何も起きなかった土曜日
2025年7月5日は土曜日でした。朝、SNS では「今日が当日」という投稿が並び、夜には「何も起きなかった」という投稿に変わりました。
トカラ列島の悪石島。6月下旬から群発地震が続いている。Wikimedia Commons / 名古屋太郎 / CC BY-SA 3.0
予言が外れた日を記事にするのは、このブログの役目だと思っています。当たった予言より、外れた予言の方が、なぜ広まったかを考える材料として優れているからです。
予言の元ネタ
発端は、ある漫画家が自分の「予知夢」を描いた1999年の作品です。表紙に「大災害は2011年3月」と書かれていたことが、東日本大震災の後に「予言していた」と話題になりました。

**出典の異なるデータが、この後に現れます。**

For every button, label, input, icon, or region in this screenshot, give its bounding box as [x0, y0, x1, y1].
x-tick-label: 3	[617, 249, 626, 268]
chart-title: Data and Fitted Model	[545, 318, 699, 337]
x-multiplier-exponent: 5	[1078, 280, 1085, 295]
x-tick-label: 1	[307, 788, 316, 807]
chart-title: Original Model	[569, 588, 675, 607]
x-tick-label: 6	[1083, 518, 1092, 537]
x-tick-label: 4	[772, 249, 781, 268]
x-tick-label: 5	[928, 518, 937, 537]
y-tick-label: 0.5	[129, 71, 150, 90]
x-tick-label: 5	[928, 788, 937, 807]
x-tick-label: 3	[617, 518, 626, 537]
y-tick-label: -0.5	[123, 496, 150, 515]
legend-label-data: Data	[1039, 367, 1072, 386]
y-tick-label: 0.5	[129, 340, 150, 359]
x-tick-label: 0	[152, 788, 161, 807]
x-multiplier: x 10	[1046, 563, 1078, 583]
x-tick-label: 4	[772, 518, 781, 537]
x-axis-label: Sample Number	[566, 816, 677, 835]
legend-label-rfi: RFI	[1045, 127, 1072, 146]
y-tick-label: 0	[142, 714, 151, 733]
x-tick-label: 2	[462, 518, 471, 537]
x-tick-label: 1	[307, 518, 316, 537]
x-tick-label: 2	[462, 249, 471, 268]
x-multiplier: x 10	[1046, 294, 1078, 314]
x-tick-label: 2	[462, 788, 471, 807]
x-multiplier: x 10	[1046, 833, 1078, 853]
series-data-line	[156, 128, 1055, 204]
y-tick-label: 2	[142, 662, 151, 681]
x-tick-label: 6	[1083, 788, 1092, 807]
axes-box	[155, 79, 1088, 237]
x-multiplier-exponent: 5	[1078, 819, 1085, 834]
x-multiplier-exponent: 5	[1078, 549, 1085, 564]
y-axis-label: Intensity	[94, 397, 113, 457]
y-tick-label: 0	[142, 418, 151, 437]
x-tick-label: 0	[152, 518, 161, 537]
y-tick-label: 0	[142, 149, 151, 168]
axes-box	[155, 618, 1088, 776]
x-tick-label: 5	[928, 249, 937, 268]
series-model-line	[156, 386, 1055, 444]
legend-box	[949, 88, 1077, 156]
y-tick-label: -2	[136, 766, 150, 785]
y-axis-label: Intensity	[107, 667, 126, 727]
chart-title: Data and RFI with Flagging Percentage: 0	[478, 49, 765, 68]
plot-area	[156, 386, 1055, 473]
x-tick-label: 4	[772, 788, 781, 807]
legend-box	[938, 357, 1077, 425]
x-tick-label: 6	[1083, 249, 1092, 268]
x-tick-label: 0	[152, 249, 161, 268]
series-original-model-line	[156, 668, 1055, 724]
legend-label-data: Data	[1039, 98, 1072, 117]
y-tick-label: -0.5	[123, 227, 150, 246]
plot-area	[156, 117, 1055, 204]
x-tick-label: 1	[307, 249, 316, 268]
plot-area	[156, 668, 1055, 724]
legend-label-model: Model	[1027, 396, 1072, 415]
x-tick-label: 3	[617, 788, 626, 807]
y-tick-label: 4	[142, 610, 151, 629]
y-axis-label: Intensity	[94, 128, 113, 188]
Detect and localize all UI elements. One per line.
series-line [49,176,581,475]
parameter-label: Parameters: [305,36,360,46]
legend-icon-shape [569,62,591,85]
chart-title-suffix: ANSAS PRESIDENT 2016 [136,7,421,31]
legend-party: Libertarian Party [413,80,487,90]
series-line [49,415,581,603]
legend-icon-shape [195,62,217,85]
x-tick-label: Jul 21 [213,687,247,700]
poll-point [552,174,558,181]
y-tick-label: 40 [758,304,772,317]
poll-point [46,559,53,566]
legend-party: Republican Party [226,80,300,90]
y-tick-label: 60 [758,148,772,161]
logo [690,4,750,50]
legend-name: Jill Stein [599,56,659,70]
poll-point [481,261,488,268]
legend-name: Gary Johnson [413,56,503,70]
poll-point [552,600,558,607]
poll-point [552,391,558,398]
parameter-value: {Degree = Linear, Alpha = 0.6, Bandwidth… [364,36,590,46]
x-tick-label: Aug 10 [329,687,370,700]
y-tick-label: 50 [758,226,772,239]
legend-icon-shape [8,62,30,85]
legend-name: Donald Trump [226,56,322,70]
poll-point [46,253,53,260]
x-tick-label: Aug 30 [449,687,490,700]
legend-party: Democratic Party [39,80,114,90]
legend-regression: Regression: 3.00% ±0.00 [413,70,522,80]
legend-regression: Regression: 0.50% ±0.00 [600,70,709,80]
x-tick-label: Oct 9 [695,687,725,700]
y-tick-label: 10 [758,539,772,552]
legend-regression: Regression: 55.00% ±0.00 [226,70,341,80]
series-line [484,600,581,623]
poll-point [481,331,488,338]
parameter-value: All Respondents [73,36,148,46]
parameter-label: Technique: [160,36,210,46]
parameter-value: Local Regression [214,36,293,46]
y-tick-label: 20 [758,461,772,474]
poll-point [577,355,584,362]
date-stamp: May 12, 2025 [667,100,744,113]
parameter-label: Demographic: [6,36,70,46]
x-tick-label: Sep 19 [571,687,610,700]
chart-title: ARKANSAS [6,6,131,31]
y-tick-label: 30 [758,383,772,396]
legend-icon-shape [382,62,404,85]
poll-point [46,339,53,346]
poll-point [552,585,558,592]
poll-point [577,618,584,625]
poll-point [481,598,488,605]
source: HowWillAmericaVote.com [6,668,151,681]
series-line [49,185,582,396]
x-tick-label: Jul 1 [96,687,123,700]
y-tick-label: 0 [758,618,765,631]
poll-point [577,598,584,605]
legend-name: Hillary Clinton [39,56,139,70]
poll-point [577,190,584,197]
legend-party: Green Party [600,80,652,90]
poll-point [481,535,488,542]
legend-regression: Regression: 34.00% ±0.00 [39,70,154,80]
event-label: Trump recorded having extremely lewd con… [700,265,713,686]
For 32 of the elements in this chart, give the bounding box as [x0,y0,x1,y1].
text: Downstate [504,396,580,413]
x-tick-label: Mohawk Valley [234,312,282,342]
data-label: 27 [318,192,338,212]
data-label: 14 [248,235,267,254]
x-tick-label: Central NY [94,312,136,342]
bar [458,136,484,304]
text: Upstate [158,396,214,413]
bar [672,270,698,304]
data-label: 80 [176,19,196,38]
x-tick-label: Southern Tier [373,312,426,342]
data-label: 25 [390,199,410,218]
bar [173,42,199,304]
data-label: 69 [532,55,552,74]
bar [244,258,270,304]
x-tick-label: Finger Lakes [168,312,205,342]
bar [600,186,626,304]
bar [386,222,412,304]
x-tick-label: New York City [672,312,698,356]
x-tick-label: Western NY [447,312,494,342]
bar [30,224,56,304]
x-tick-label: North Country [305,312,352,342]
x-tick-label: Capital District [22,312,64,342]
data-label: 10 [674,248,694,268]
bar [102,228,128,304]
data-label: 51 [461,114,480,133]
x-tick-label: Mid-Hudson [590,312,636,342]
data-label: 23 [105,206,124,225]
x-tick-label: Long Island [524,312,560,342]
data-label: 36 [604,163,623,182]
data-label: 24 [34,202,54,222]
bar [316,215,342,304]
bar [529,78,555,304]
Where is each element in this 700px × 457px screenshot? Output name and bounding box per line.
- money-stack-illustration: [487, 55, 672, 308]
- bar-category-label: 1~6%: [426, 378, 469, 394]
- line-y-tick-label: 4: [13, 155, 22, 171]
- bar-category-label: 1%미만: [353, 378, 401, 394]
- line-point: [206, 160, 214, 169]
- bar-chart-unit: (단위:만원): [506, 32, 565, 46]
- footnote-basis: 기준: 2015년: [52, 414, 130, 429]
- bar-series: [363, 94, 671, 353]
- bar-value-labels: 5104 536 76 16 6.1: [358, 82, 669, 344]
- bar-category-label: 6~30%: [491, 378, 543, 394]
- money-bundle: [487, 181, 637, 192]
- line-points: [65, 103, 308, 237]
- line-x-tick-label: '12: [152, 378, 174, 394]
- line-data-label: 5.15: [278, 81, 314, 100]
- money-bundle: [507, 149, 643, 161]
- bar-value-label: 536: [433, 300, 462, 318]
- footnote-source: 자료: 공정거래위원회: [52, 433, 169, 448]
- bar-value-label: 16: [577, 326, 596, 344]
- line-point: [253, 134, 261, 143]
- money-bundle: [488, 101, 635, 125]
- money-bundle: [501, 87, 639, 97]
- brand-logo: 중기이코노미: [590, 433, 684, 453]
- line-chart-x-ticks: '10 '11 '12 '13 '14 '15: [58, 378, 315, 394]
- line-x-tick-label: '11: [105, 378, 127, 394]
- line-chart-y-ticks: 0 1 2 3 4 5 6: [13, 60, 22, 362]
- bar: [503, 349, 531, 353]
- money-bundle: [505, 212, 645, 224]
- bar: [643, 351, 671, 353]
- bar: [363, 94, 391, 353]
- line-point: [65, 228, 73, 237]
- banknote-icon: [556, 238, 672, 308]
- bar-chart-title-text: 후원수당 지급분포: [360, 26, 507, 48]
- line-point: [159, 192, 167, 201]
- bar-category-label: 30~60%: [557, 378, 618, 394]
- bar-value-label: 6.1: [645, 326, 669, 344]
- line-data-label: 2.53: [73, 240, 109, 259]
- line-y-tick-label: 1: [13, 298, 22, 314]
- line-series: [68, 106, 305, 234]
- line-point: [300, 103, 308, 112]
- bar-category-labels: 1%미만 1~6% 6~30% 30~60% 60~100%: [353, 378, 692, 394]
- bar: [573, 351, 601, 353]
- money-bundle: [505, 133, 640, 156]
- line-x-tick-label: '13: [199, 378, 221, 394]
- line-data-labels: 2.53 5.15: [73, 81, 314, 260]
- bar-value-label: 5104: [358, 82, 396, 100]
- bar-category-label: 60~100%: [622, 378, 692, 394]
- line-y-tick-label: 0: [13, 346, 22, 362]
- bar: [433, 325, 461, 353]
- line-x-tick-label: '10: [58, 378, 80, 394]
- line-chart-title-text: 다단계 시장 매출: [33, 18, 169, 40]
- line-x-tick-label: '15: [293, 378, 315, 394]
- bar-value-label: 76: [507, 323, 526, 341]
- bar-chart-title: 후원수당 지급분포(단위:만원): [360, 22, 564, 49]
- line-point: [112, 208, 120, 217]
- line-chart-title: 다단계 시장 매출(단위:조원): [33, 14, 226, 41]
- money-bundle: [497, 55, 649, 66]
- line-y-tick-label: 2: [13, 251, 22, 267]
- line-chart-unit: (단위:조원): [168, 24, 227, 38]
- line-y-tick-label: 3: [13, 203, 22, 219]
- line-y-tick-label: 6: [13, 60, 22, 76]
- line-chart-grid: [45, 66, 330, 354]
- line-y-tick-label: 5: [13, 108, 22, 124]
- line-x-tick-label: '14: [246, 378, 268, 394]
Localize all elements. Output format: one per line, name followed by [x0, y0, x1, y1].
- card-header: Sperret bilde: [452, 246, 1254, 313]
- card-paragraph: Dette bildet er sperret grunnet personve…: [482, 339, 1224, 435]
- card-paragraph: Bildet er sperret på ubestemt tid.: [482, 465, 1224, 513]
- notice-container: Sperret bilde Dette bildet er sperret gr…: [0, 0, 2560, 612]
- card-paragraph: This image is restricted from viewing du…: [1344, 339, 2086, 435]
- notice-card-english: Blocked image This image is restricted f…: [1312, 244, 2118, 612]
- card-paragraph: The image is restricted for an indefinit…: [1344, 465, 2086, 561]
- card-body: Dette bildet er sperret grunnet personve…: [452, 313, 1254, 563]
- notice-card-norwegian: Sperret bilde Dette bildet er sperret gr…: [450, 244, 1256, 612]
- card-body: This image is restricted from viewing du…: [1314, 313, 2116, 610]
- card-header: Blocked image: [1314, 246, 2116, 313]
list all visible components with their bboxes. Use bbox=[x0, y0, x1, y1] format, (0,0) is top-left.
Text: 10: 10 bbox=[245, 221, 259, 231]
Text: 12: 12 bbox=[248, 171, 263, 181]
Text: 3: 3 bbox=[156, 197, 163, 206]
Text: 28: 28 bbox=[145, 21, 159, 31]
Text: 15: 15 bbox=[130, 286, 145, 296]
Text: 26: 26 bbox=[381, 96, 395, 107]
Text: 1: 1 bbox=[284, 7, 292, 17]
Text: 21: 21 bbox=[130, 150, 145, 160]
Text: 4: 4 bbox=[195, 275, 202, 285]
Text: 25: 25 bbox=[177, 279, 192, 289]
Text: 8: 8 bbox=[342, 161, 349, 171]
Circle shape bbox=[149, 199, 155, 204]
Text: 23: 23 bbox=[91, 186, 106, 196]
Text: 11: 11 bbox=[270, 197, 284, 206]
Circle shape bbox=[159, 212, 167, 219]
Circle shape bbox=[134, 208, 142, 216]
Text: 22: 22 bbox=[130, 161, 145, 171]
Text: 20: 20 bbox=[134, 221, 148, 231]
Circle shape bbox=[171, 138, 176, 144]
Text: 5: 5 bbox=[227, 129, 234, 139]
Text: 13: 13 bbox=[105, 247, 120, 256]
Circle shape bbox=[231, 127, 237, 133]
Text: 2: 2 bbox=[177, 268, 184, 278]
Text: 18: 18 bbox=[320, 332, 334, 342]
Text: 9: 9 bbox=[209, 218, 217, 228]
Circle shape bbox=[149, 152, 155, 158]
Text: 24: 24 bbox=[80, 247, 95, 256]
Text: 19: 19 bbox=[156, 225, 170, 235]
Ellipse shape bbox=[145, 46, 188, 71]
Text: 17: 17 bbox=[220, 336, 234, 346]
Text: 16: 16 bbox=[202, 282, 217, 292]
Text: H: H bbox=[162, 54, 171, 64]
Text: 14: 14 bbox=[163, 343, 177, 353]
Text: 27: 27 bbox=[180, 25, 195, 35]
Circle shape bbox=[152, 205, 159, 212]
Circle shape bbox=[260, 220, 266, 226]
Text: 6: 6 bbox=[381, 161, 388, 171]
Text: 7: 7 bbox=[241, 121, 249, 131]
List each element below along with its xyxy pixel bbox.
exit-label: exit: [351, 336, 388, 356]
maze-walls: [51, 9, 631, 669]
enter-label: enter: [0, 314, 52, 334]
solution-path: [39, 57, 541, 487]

2021年に出た「完全版」で、著者は新しい夢を追加しました。「本当の大災難は2025年7月に来る」。日本とフィリピンの間の海底が破裂し、東日本大震災の3倍の津波が来る、という内容です。日付については、著者が夢を見た日から「7月5日」と語られるようになりました。
著者自身は、その後「日付を断定したわけではない」「防災意識を高めるためのもの」と繰り返しています。
なぜ海外で広まったのか

面白いのは、この予言が日本より香港や台湾で大きく広まったことです。
- 2024年ごろから、香港の風水師や占い師が「日本には7月まで行くな」と動画で発信
- 中国語圏の SNS で「日本の漫画家が3.11を的中させた」という文脈で拡散
- 2025年春、香港の航空会社が「需要の減少」を理由に日本行きの便を減らすと発表
- 日本の観光地や自治体が「根拠のない話」と打ち消しに動く
- 気象庁が「日時と場所を特定した地震の予知は、現在の科学では不可能」と改めて説明
日本では「また出た」で済んだ話が、海外では「3.11を当てた予言者の次の予言」として、まったく別の重さで受け止められていました。
当日の周辺
7月5日そのものは平穏でしたが、その前後にいくつか「材料」はありました。鹿児島県のトカラ列島では6月下旬から群発地震が続き、震度6弱も観測されています。予言を信じる人にとっては「始まった」であり、信じない人にとっては「あの地域ではときどき起きること」でした。
大阪・関西万博の記事で「7月の予言との接続」と書きましたが、万博会場も何事もなく、7月は通常営業です。
外れた予言がたどる道
このブログで扱った予言の多くは、外れた後に3つの道のどれかをたどります。
- 日付がずれる。「7月5日ではなく7月中」「2025年ではなく夢を見た年から数えて」
- 解釈が変わる。「災難は地震ではなく別のものだった」
- 静かに忘れられる
今回は既に1と2が始まっています。「7月はまだ終わっていない」「災難とは観光客の減少のことだった」。3番目になるかどうかは、来年の今ごろに分かります。
予言の実害
今回の予言は、はっきりした実害を出しました。航空便の減便、観光地のキャンセル、そして東北の被災地から「震災を予言の材料にするな」という声。
「防災意識を高めるため」という著者の言葉は本心だと思いますが、日付が一人歩きした時点で、予言は防災ではなく風評になります。この記事も、予言を面白がっている側面はあります。ただ、外れた日を記録することは、次の「〇月〇日」が出てきたときの参考にはなるはずです。
おわりに
2025年7月5日は、何もなかった日として記録されました。次の日付は、もう誰かが用意しているでしょう。